Analysis and Comments
- There are two aspects to this article – the first relates to the “need” for the EU to increase R&D and innovation related spending if it is to remain competitive with the other big global technology “blocks” of the US & China.
- A recent report from Atomico, The state of European tech 2019, highlights that while the gap between Europe & the US is closing in terms of investment in tech start ups, it is still fairly substantial.
- Additionally the report highlights that tech start ups in Europe do appear to be focused a bit more on social issues – think healthcare & education.
- The ELLIS initiative, if it is successful, seems to be aimed at providing the tools (in the form of researcher & developers) that would enable tech start ups in Europe to exploit the massive data sets we are all accumulating – so the link with what is happening on the ground looks good.

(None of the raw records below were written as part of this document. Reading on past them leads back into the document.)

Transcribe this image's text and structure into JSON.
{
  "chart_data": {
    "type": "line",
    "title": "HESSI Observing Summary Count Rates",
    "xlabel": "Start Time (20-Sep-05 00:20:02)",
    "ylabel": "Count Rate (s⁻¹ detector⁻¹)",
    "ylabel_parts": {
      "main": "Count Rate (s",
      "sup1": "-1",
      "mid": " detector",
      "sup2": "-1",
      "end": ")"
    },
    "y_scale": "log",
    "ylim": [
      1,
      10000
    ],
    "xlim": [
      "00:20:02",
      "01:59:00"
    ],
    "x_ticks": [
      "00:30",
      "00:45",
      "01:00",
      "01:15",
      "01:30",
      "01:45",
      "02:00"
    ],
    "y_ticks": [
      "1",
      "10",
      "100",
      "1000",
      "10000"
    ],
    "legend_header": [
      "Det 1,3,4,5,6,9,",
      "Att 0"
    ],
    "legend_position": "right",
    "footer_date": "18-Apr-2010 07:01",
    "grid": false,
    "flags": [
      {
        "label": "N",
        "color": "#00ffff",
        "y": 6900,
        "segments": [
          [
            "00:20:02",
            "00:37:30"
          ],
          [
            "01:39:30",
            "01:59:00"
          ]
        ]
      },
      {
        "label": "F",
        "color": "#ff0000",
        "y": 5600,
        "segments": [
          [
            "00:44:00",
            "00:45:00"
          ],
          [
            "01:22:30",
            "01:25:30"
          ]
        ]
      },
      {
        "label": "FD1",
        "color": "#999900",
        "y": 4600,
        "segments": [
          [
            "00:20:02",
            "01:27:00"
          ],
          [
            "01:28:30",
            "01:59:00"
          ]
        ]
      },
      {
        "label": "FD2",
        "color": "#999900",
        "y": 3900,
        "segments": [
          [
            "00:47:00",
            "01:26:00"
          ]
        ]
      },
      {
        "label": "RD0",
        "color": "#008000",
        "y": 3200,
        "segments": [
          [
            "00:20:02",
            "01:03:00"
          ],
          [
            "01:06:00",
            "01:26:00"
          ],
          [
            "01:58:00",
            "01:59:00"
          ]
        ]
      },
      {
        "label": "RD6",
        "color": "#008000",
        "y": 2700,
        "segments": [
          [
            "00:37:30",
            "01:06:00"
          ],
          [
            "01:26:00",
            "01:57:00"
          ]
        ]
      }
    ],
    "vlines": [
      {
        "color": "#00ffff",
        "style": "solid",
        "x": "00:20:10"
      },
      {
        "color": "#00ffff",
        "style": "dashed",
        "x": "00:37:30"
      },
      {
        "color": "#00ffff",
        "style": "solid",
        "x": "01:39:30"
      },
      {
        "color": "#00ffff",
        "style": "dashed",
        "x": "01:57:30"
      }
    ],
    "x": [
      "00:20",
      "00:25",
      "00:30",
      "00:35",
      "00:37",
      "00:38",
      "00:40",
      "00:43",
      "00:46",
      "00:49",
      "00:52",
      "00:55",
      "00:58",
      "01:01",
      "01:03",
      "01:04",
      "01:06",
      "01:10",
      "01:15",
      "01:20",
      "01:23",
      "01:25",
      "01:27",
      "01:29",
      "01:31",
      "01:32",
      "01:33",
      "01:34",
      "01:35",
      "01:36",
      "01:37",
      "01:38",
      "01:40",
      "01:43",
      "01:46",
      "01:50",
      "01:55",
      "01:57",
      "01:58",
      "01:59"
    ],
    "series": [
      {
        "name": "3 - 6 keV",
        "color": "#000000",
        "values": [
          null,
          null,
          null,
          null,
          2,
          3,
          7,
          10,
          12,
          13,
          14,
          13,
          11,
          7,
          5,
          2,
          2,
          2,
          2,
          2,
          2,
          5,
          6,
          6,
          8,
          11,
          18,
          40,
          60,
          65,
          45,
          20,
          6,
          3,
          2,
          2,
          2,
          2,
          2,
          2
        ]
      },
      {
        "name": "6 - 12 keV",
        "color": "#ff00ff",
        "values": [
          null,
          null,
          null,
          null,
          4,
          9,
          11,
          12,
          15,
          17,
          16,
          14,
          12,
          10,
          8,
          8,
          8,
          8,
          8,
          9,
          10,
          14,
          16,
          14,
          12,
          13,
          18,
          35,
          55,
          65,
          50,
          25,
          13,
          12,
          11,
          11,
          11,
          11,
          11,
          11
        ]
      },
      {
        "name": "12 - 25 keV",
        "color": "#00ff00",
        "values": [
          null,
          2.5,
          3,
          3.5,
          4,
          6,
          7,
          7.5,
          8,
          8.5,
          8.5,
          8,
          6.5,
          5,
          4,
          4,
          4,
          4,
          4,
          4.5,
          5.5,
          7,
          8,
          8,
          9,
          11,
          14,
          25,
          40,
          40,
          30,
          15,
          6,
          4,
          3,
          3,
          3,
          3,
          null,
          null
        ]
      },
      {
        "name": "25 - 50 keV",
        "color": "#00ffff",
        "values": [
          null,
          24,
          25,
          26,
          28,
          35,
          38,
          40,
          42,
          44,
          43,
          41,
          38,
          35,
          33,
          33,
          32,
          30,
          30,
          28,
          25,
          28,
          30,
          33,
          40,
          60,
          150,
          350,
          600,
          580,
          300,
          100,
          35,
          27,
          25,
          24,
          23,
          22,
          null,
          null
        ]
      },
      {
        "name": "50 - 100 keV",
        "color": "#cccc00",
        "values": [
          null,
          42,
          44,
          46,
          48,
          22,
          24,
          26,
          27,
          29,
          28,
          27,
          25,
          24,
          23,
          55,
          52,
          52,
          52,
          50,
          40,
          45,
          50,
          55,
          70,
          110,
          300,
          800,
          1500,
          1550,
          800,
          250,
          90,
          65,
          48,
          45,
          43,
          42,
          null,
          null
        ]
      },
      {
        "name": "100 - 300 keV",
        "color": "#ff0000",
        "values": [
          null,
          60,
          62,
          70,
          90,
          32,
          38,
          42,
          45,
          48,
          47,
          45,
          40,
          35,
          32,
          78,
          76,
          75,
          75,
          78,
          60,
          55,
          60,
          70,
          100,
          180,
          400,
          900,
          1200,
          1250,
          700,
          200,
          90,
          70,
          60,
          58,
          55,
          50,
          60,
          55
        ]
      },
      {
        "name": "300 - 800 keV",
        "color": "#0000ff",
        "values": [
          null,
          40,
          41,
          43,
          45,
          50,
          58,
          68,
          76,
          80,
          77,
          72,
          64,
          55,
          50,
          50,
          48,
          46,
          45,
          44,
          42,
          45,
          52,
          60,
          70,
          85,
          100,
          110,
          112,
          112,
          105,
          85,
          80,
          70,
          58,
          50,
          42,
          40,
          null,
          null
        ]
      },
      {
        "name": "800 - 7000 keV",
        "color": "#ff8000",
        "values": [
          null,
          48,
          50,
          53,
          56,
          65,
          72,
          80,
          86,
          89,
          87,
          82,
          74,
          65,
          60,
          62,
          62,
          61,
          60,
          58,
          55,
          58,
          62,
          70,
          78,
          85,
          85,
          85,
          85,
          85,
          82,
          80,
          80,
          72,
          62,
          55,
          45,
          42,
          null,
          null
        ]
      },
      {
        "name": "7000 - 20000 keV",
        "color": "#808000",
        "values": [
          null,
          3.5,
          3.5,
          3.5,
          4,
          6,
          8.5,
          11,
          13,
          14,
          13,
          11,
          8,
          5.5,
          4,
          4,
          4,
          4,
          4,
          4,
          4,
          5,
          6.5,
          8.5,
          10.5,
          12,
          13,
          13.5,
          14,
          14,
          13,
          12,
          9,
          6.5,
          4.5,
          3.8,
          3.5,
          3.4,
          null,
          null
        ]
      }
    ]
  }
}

So all very encouraging.
- However, the other implicit issue in this article is the wider topic of the extent to whcih the EU can continue to financially support R&D.
- A recent article in Science Business (New Commissioner faces fight for budget) highlighted the political battle that is going on between the various countries and political entities within the EU over the upcoming EU R&D budget.
- Some of this is the traditional battle we see all the time between those who are net contributors and those who are net recipients. This time around however, it seems to have been given an extra edge by Brexit – with the prospect of the loss of the UK contribution putting downward pressure on spending.